Vahşi Tüketim!

Tüketim toplumundaki endüstriyel standartlaşma, ekonomik ve ticari hayat dışında siyasal, sosyal ve kültürel hayatı da yönlendirmektedir.

Vahşi Tüketim!

YAZAR

Geçenlerde bir telefon markası yeni ürününü satışa sundu. Hangi telefon markası diye düşünmenize gerek yok. Hani şu logosunda elma bulunan var ya işte o! Bir önceki modelinden fazla farkı bulunmamasına rağmen insanlar ürünün ABD'de bulunan mağazasının önünde 5 gün önceden çadır kurdu! Sadece Amerika’da değil, Moskova’da ve birçok ülkede uzun kuyruklar oluştu.

Bu çılgınlığın sebebi nedir?

Teknolojiden geri kalmamak mı? Onu külahıma anlatın. Bir arkadaşım ile otururken bu konu açıldı. Kendisinde yeni çıkan ürünün bir önceki modeli var ve sorduğum zaman Türkiye’ye gelir gelmez alacağını söyledi. Gerekçesi ise arkasında çift kamera var vb. özellikler saydı. Bunu söyleyen arkadaşımı aylardır tanıyorum ve bir kere fotoğraf çekilirken görmedim. Emin olun insanları bu duruma düşüren, girdiği ortamda ‘’En iyisi bende! İşte bak en iyisi bende, ben aldım!’’ duygusundan başka bir şey değil.
Belli başlı sebepleri var!
Ürünün reklamları, logosu veyahut insanları beklentiye sürüklemesi bu ürünün çok satılmasına ve insanları yamyamlığa sürükleyen (af edersiniz ama öyle) belli başlı sebeplerin arasında yer almaktadır. İnsan aslında sosyal varlığını oluşturmak ve koruyabilmek, kendini çevresine ve kendine ifade edebilmek için ‘en iyisi bende olsun’ hırsı içerisindedir. Bunun yanı sıra tüketici, hedefini koyduğu, kendi gereksinimlerine cevap vermenin ötesinde fanteziye kaçan bu ürünlerle arasında duygusal bir bağ kurmaktadır.

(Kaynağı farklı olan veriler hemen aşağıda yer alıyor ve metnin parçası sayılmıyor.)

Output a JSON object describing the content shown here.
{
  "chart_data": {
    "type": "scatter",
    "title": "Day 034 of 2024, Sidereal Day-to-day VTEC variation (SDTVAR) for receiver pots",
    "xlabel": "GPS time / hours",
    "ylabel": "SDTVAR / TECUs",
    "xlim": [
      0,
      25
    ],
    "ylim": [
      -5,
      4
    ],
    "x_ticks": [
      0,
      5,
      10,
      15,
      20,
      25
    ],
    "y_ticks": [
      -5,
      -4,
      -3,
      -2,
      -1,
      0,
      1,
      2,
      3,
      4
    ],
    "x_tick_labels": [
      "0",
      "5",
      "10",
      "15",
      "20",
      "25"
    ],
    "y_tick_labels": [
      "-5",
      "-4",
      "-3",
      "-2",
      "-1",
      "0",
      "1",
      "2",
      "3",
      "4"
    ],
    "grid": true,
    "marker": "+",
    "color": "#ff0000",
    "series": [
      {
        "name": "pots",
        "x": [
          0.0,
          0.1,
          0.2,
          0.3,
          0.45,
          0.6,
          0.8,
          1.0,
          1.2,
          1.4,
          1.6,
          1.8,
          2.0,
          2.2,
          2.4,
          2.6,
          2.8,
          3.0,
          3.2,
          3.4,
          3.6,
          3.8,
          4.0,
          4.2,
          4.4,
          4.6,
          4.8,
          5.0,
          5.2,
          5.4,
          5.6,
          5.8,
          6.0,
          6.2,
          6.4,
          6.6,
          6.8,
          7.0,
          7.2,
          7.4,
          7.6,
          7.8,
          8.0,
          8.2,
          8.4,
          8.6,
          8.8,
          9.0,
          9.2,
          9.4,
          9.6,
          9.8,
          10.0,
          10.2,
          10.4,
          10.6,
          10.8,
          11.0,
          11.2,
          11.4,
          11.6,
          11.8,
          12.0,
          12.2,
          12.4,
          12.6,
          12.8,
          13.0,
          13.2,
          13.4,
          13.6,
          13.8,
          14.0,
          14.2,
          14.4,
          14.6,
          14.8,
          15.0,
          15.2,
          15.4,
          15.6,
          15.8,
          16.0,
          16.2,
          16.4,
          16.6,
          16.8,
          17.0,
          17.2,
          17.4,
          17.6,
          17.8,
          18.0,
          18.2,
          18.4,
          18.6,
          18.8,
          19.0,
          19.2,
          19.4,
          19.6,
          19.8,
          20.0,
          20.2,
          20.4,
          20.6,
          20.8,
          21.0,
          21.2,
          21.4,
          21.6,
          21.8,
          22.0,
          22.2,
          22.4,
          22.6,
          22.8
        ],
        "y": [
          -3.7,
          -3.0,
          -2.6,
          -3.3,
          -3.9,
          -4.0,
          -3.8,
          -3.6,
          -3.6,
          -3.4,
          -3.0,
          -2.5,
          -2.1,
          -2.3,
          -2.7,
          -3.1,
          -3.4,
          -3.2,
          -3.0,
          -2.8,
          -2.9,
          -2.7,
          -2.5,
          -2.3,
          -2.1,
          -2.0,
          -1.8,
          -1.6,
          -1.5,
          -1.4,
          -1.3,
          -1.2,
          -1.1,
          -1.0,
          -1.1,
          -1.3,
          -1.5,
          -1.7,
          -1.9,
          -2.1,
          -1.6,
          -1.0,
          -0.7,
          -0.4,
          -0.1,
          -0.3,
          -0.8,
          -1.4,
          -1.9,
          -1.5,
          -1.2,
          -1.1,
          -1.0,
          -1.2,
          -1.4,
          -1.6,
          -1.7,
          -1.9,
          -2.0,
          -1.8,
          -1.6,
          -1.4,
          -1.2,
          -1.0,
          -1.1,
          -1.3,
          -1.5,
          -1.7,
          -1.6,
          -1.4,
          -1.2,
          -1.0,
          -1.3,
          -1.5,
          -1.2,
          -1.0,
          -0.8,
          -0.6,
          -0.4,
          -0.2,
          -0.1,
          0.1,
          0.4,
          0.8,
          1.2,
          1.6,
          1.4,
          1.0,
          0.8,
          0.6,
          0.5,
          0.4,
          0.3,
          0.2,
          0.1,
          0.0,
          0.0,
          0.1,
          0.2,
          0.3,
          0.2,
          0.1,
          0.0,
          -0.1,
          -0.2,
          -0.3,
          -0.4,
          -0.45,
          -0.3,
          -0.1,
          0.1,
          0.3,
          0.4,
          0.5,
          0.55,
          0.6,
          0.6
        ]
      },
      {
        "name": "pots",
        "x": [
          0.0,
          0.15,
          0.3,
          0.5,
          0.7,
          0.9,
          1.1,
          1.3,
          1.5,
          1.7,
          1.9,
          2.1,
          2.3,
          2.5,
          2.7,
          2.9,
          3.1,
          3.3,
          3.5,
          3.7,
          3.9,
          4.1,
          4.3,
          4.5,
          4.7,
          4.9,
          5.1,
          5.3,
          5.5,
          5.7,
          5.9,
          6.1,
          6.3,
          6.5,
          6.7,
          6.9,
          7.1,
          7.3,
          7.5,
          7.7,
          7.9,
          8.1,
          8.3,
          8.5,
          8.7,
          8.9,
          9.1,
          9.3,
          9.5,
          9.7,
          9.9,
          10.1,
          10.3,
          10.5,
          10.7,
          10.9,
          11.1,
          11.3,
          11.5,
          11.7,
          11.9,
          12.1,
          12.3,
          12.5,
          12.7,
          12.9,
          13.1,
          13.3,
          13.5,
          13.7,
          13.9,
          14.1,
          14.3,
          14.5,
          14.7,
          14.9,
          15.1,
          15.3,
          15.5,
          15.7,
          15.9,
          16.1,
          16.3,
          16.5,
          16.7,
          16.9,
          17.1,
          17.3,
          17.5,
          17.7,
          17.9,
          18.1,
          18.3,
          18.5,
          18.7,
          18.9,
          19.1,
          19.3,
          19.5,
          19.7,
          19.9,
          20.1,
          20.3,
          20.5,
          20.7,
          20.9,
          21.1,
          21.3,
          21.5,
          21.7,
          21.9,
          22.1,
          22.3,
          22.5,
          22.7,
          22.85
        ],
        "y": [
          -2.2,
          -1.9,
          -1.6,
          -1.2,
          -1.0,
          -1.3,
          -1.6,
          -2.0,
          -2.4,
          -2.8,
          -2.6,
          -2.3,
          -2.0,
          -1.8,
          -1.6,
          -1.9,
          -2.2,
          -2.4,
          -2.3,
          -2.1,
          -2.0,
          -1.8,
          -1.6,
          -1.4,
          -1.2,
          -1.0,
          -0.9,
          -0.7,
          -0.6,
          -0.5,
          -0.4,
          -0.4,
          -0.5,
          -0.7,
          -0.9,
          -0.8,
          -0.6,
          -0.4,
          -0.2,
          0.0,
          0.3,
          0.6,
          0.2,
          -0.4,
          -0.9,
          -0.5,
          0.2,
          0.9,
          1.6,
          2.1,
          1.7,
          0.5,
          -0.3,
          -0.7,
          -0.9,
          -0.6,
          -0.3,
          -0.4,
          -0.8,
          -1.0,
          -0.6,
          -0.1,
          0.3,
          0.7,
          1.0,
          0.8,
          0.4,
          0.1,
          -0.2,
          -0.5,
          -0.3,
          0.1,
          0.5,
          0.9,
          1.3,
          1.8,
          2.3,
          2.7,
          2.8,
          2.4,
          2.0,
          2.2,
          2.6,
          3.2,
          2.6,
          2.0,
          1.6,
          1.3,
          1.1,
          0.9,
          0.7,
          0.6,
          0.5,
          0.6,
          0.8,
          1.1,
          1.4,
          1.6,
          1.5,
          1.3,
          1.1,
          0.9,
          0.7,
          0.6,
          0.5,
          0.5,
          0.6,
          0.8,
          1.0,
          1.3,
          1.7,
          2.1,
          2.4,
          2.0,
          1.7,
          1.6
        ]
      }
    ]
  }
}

Kurulan bu bağ, tüketiciyi günler önceden çadır nöbetine sürüklemektedir!

Tüketim Toplumu nereye sürüklenir?

Tüketim toplumunda endüstriyel standartlaşma vardır ve bu standartlaşma ekonomik ve ticari hayat dışında siyasal, sosyal ve kültürel hayatı da yönlendirmektedir. Burada vatandaş, müşteriye dönüşür. Örneğin, televizyon, eğlence dünyasının duygusal, mizahi öğelerini tüketip, yeniden ihtiyaç duyma ilkesine göre biçimlendirmektedir. Tüm bu olayların sonucunda Marx’ın ‘Yabancılaşma’ diye bahsettiği durum ile karşılaşırız. Marx’a göre, (1844 El Yazmaları) yabancılaşmış emek, 1. Doğayı, 2. Kendi kendini, yaşamsal etkinliğini insana yabancılaştırır, 3. Kendi öz bedenini de insana yabancılaştırır, 4. Ve bunların sonucu olarak insan insana yabancılaşır. İnsan, artık aşk ve sevgiyi de daha az hisseder. Bu kavramlara da yabancılaşmıştır. Tabii sadece teknoloji ile sınırlı değil bu konuya verebileceğimiz örnekler. Yenisi çıktığı için çöp kutusuna atılan eşyalar, dolaplar, telefonlar, bilgisayarlar… Tahsin Yücel’in ‘Kumru ile Kumru’ kitabında bu konu muazzam derecede işlenmektedir. Ana karakter olan Kumru’nun evlendikten sonra eşyalarla kurduğu duygusal bağ konuyu en güzel şekilde açıklamaktadır. Bu kitabı okumanızı şiddetle öneririm. Kitaptan bir alıntı ile yazımı sonlandırmak istiyorum. "Çöp! Çöp! Çöp!" diye söyleniyordu. Bu çöp bolluğuna, bu büyük kent insanlarının çöp üretme yeteneğine şaşırıp kalıyordu. "Pırıl pırıl cam şişeleri bile çöpe atıyor bunlar! Bu kadar çöp nereye sığar ki? Yarısı çöpçü de olsa, çöplerinin altında boğulacaklar sonunda!"